Starring: Michael Keaton, Edward Norton, Naomi Watts, Zach Galifianakis, Emma Stone
Directed by: Alejandro G. Iñárritu
Synopsis: Sadly it’s not the big-budget film adaptation of the old Hanna-Barbera superhero.
A has-been actor, who was famous for playing a widely popular cinematic superhero, struggles to redeem his career with a Broadway play.
What work(s): The acting, the pacing, the editing, the cinematography. This is the Michael Keaton I’ve been missing for all these years. He is outstanding as Riggan Thomson, the faded washed-up actor who’s just trying to get back in the swing of things by truly acting and trying to strip away his old career as a superhero actor. Of course, being this is Keaton who famously played Batman twice in the early 90s for Tim Burton this isn’t that far from a stretch for him personally. But Keaton isn’t as washed up as Thomson is in reality so Keaton has something more to project into his character—which he does fantastically. By the trailers and clips I thought the film was more of how Thomson was going crazy by the struggles of the broadway play as well as the shedding of the Birdman persona (which is tongue-in-cheekly a personified alter-ego helping Thomson out with advice and actual superpowers!) but Thomson acts pretty sane and normal for most of the running time. He’s just trying to be a true actor in a serious theatre but everyone from Edward Norton’s cocky and crazy method actor to his drama-queen daughter played by Stone are not helping his situation. Norton nearly sabotages the production when he literally gets drunk on stage during a preview and then tries to have actual sex with Naomi Watts on stage. And Stone just acts like a brat and being a constant reminder to Thomson what a failed father and actor he is. All in all, Keaton does a fine job with balancing out the crazy, the despair and the attempts to hold it all together for the sake of his artistic vision. There are scenes of craziness and with humor, so it’s not all doom and gloom.
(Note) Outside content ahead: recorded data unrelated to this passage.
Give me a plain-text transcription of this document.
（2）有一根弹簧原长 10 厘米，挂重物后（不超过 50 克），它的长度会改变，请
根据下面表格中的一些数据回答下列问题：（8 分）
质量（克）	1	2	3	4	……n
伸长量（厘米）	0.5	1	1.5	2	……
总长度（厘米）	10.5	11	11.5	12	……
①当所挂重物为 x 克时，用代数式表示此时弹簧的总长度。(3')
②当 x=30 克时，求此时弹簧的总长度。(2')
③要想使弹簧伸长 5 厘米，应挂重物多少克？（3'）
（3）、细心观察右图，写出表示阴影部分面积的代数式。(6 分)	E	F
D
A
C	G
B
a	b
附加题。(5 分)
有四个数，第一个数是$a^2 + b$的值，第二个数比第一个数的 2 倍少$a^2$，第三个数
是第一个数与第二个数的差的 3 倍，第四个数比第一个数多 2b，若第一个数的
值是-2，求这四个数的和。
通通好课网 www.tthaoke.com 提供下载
Unless you’ve been living under a rock lately, you may have not really known about the ingenious editing and cinematography job with making the film have the impression of having no visible cuts. Couple that with the fast-paced acting and you have a very unique film watching experience—like you’re actually watching a stage production. It’s not too hokey or obvious either. I, myself was only marveling at this feat for maybe the first half-hour or so and wasn’t really distracted by it.
Another thing to point out is the percussion-only soundtrack. I’m on the fence about it truth be told. At times it works for a particular scene—especially when it’s a frantic or high paced scene but other times I was finding it irritating and maybe with a second viewing I’ll better realize that it’s probably designed to be irritating and that it completely works for that purpose.
What fail(s): It wasn’t the BEST movie I ever saw and certainly wasn’t the one I would’ve chosen as Best Picture winner. Although anything beating that piece of boring garbage Boyhood is fine by me. It was very quirky, almost Spike Jonzesque in style and a very odd choice for best winner. It veers close to over-the-top theatrics and pretentiousness in my opinion. It wasn’t very relatable by any stretch of my imagination. But then again I never acted or have worked with actors. There was a great theatre critic character played by Lindsay Duncan, who was hell-bent on already hating Thomson’s play just for the cynical fact that he was a movie star trying to be a stage actor now. I related more to her than anyone since as an amateur film critic myself, I too am cynical and easy to put down the artsy-fartsy pretentiousness of actors. But half of the time I was a little bored at watching people whine and complain and be selfish and downtrodden. In contrast to Whiplash or The Theory of Everything where there was more triumph over adversity, Birdman was more in a realm of First-World problems over everything else. We watch Stephen Hawking basically fall apart physically before our eyes (Eddie Redmayne totally deserved that Oscar by the way), Riggan Thomson is an actor who is upset that 99.99% of the population still sees him as the superhero Birdman who made him millions of dollars. Hate to sound cynical or bleeding-heart but that didn’t appeal to me as much.
Overall: But I give the Academy credit for giving the statues to Iñárritu for director, writer and producer of such a unique and nicely made film. I’m not sure of its legacy for the future in how it will be remembered or revered. I see most best picture winners falling out of favor with the general populous. How many times have you revisited The Artist, Argo, Crash, A Beautiful Mind, The King’s Speech or The Hurt Locker? Has anyone even ever seen The Last Emperor or Out of Africa? It’s almost like a kiss of death for a movie. Whereas, Gravity is a film I’ve already seen a few times. I liked Birdman; I really did and really enjoyed the performances. I may want to see it again but I don’t know what mood I’d have to be in for it. I was rooting for Keaton to win the Oscar until I saw The Theory of Everything and knew who had the better shot at winning. I say I don’t care for the Oscars but I do like to give credit where it’s due. I just hope Keaton doesn’t crawl back into that hole he’s been hiding in all these years and that this jump starts his high-profile career again.